Consider the millions across the rest of the country who look at those two outcomes and think, we would have taken either one over what we did get. (Though to be fair, also consider the further millions I’d ask where TF were you on voting days to prevent it?)

How do you feel about elections in general, then? Bring back the Monarchy, or? :slight_smile:

This was basically what I was trying to say, too.

Why trust your fellow citizens to decide the final outcome, then? Like, I actually agree with the logic that the average citizen is definitely not qualified to select our leaders, I don’t think I am qualified, if I think about it as honestly as possible, and I feel I’m probably at least slightly above average (not that that means anything, most people do). If even I’m not qualified, then why is everyone else? So no, I don’t trust my fellow citizens at large either, but on agreeing with this, I cannot help but conclude that my fellow citizens also should not be a part of the decisionmaking process at all, which means the entire democratic system suffers the same flaw.

Unfortunately, just as I’m not qualified to make decisions on who should be in charge, I also am not qualified to devise a replacement system, even if I might occasionally spout my opinion about what might be better.

It is axiomatic that while individuals might be ignorant, if not necessarily stupid, collectively they will transmogrify and make sound decisions. It just stands to reason.

Which is utter BS. The majority of the country doesn’t live or work, or even vacation in NH & we’re not subject to any other NH laws; why should we be subject to theirs of self importance?
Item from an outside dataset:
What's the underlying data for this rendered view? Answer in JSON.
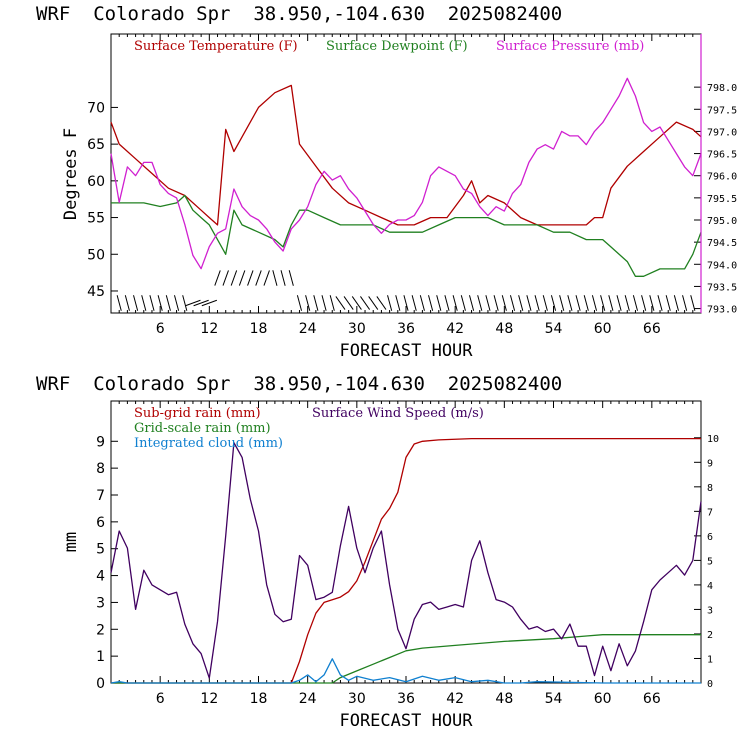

Why do New Hamsterites get to choose from so many candidates many of whom are long gone by the time I get to vote?

Living in a later primary state I’m very much disenfranchised. Typically, one party has their nominee locked up & if not, it’s bandwagon time, meaning first place needs something like 30 more votes & has double what the second leading candidate has. I can vote for that second place guy but do so knowing I’m throwing my vote away as the leading guy will have it sewed up shortly. Assuming you could bet on a NASCAR race halfway thru the last lapOther, earlier voting states get much more of a say in who becomes the next presidential candidate than we do.

If we were going to do it right (:roll_eyes:) every state would get equal representation at being first, middle & later over a period of ___ election cycles.

Living in a closed primary state I can’t imagine anything worse. The candidates elected in a closed primary state are more fringy & don’t represent the electorate as a whole. If you’re smart, in the primary you vote for the most electable candidate not the most rabid one to your far right/left position because when they lose in the general election your stuck with someone even worse than a more centrist candidate in your party. Why should an Independent not get a say in the election as the general election ends up being someone further to the left vs. someone further to the right.

If the parties just passed a rule that they would ignore the NH primary results if they are run too early the problem would go away. NH only has the power because the parties let them.